Карамзин опять закрыл глаза рукою. Ему хотелось плакать и смеяться вместе.
«Хороши мы оба, – думал он, – в такую минуту, когда решаются судьбы отечества, российский законодатель ничего не находит, кроме смеха, а российский историк – ничего, кроме слёз. Кончена, кончена жизнь! Пора умирать, старая Бедная Лиза!»
Открылась дверь в генерал-адъютантскую, и опять все оглянулись. С большим портфелем в руках, семеня ножками, маленький, толстенький, кругленький, как шарик, вкатился в комнату князь Александр Николаевич Голицын.
– Ну что, готов манифест? – обступили его все.
– Какой манифест? – притворился он непонимающим.
– Э, полноте, ваше сиятельство, весь город знает!
– Ради Бога, господа, секрет государственный!
– Да уж ладно, не выдадим. Только скажите: готов?
– Готов. Сейчас к подписи.
– Ну, слава Богу! – вздохнули все с облегчением.
И в тёмном углу зашевелились три тени дряхлые. Аракчеев медленно перекрестился.
А на противоположном конце залы открылась другая дверь из коридора во временные покои великого князя Николая Павловича, и генерал-адъютант Бенкендорф, позвякивая шпорами, скользя по паркету, как по льду, выбежал, весь лёгкий, летящий, порхающий; казалось, что на руках и ногах его – крылышки, как у бога Меркурия. Гладкий, чистый, вымытый, выбритый, блестящий, как новой чеканки монета: молодой среди старых, живой среди мёртвых. И, глядя на него, все поняли, что – старое кончено, начинается новое.
Рассветало. Вставал первый день нового царствования – страшный, тёмный, ночной день.

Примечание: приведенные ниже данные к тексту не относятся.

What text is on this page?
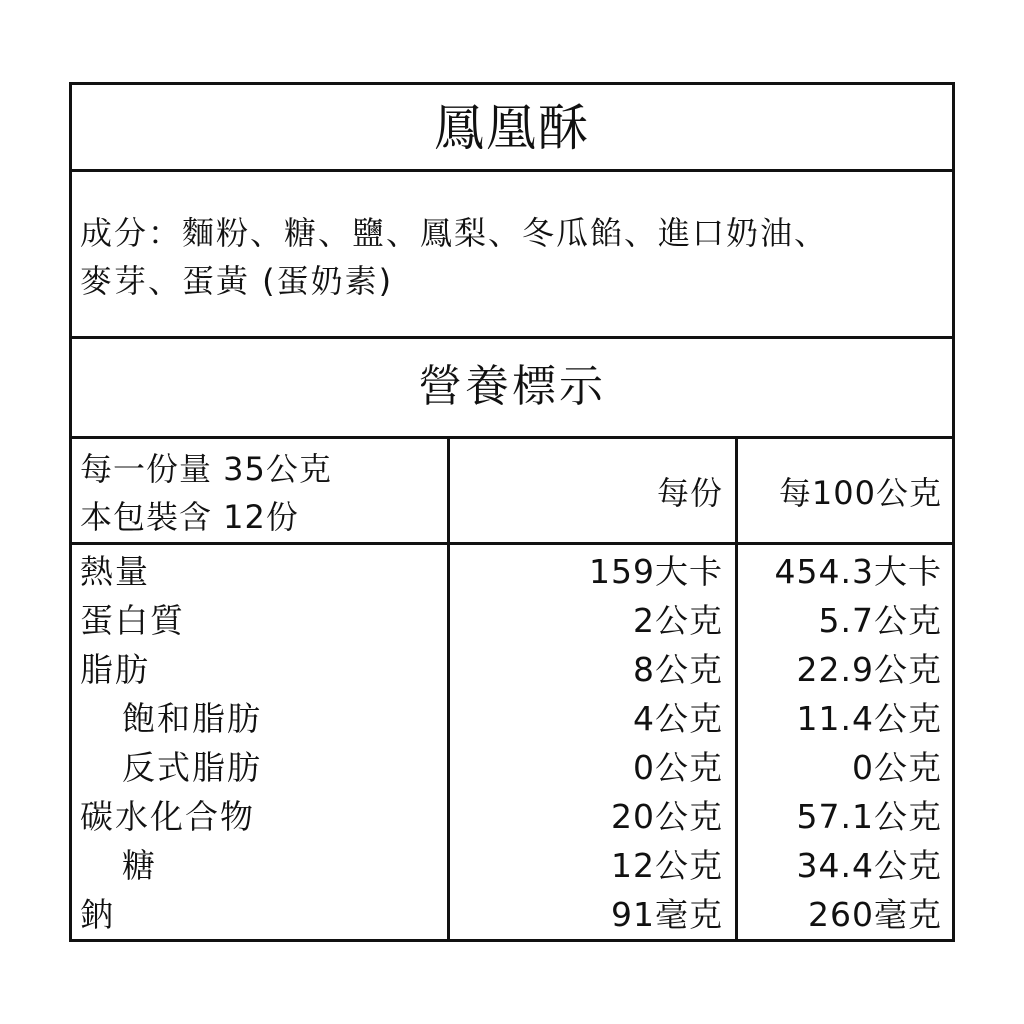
鳳凰酥
成分：麵粉、糖、鹽、鳳梨、冬瓜餡、進口奶油、
麥芽、蛋黃 (蛋奶素)
營養標示
每一份量 35公克
本包裝含 12份
每份 每100公克
熱量	159大卡 454.3大卡
蛋白質	2公克	5.7公克
脂肪	8公克 22.9公克
飽和脂肪	4公克 11.4公克
反式脂肪	0公克	0公克
碳水化合物	20公克 57.1公克
糖	12公克 34.4公克
鈉	91毫克	260毫克
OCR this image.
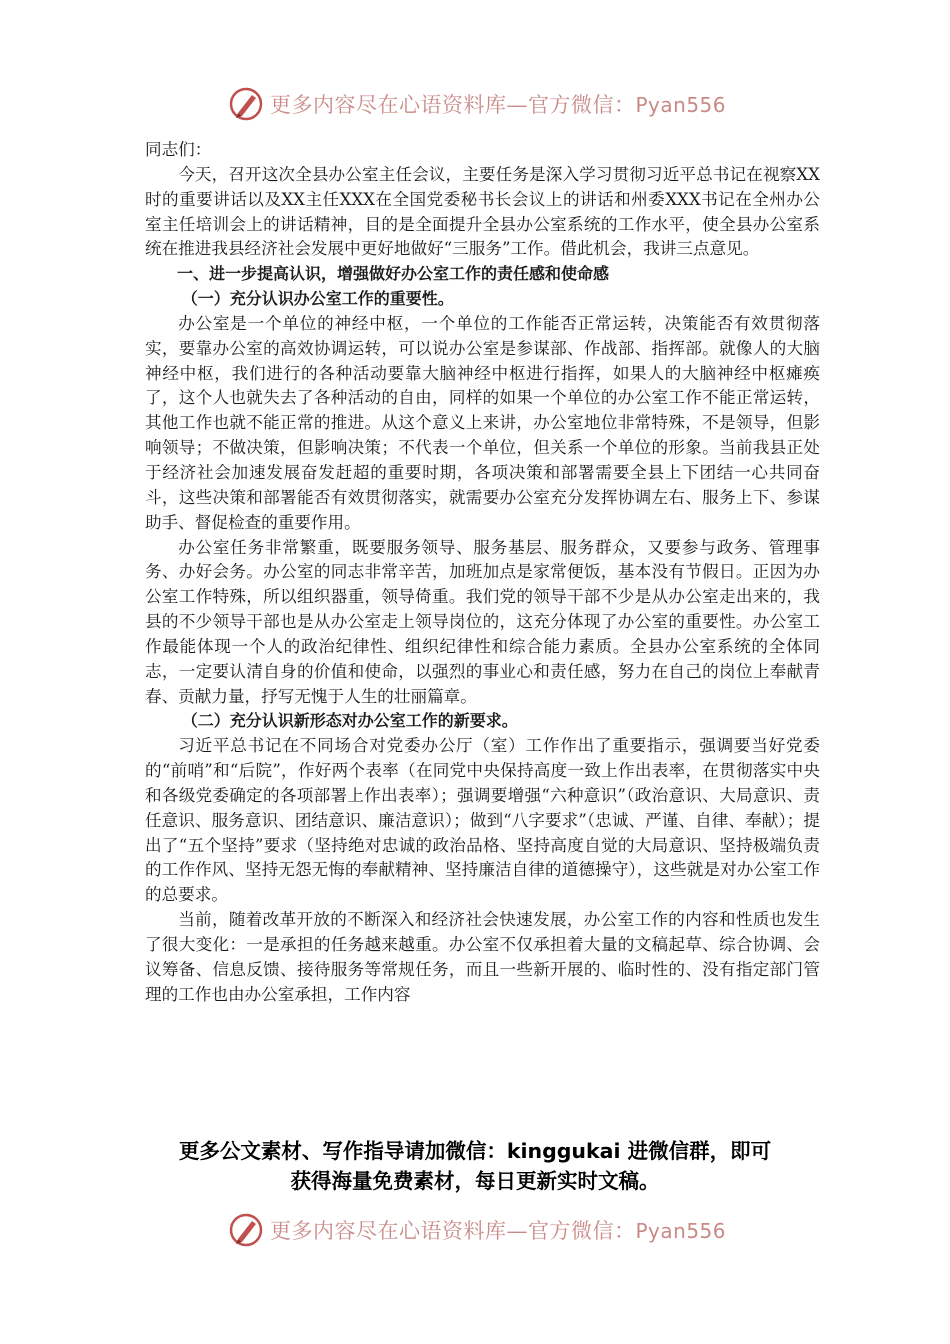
更多内容尽在心语资料库—官方微信：Pyan556

同志们：

今天，召开这次全县办公室主任会议，主要任务是深入学习贯彻习近平总书记在视察XX时的重要讲话以及XX主任XXX在全国党委秘书长会议上的讲话和州委XXX书记在全州办公室主任培训会上的讲话精神，目的是全面提升全县办公室系统的工作水平，使全县办公室系统在推进我县经济社会发展中更好地做好“三服务”工作。借此机会，我讲三点意见。

一、进一步提高认识，增强做好办公室工作的责任感和使命感

（一）充分认识办公室工作的重要性。

办公室是一个单位的神经中枢，一个单位的工作能否正常运转，决策能否有效贯彻落实，要靠办公室的高效协调运转，可以说办公室是参谋部、作战部、指挥部。就像人的大脑神经中枢，我们进行的各种活动要靠大脑神经中枢进行指挥，如果人的大脑神经中枢瘫痪了，这个人也就失去了各种活动的自由，同样的如果一个单位的办公室工作不能正常运转，其他工作也就不能正常的推进。从这个意义上来讲，办公室地位非常特殊，不是领导，但影响领导；不做决策，但影响决策；不代表一个单位，但关系一个单位的形象。当前我县正处于经济社会加速发展奋发赶超的重要时期，各项决策和部署需要全县上下团结一心共同奋斗，这些决策和部署能否有效贯彻落实，就需要办公室充分发挥协调左右、服务上下、参谋助手、督促检查的重要作用。

办公室任务非常繁重，既要服务领导、服务基层、服务群众，又要参与政务、管理事务、办好会务。办公室的同志非常辛苦，加班加点是家常便饭，基本没有节假日。正因为办公室工作特殊，所以组织器重，领导倚重。我们党的领导干部不少是从办公室走出来的，我县的不少领导干部也是从办公室走上领导岗位的，这充分体现了办公室的重要性。办公室工作最能体现一个人的政治纪律性、组织纪律性和综合能力素质。全县办公室系统的全体同志，一定要认清自身的价值和使命，以强烈的事业心和责任感，努力在自己的岗位上奉献青春、贡献力量，抒写无愧于人生的壮丽篇章。

（二）充分认识新形态对办公室工作的新要求。

习近平总书记在不同场合对党委办公厅（室）工作作出了重要指示，强调要当好党委的“前哨”和“后院”，作好两个表率（在同党中央保持高度一致上作出表率，在贯彻落实中央和各级党委确定的各项部署上作出表率）；强调要增强“六种意识”（政治意识、大局意识、责任意识、服务意识、团结意识、廉洁意识）；做到“八字要求”（忠诚、严谨、自律、奉献）；提出了“五个坚持”要求（坚持绝对忠诚的政治品格、坚持高度自觉的大局意识、坚持极端负责的工作作风、坚持无怨无悔的奉献精神、坚持廉洁自律的道德操守），这些就是对办公室工作的总要求。

当前，随着改革开放的不断深入和经济社会快速发展，办公室工作的内容和性质也发生了很大变化：一是承担的任务越来越重。办公室不仅承担着大量的文稿起草、综合协调、会议筹备、信息反馈、接待服务等常规任务，而且一些新开展的、临时性的、没有指定部门管理的工作也由办公室承担，工作内容

更多公文素材、写作指导请加微信：kinggukai 进微信群，即可
获得海量免费素材，每日更新实时文稿。
更多内容尽在心语资料库—官方微信：Pyan556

Чёрные окна серели, серели и лица трупной серостью. Казалось, вот-вот рассыплются, как пыль, разлетятся, как дым, тени дряхлые и ничего от них не останется.
ГЛАВА ЧЕТВЁРТАЯ
«Лейб-гвардии дворянской роты штабс-капитан Романов Третий – чмок!» – так, шутя, подписывался под дружескими записками и военными приказами великий князь Николай Павлович в юности и так же иногда приговаривал, глядя в зеркало, когда оставался один в комнате.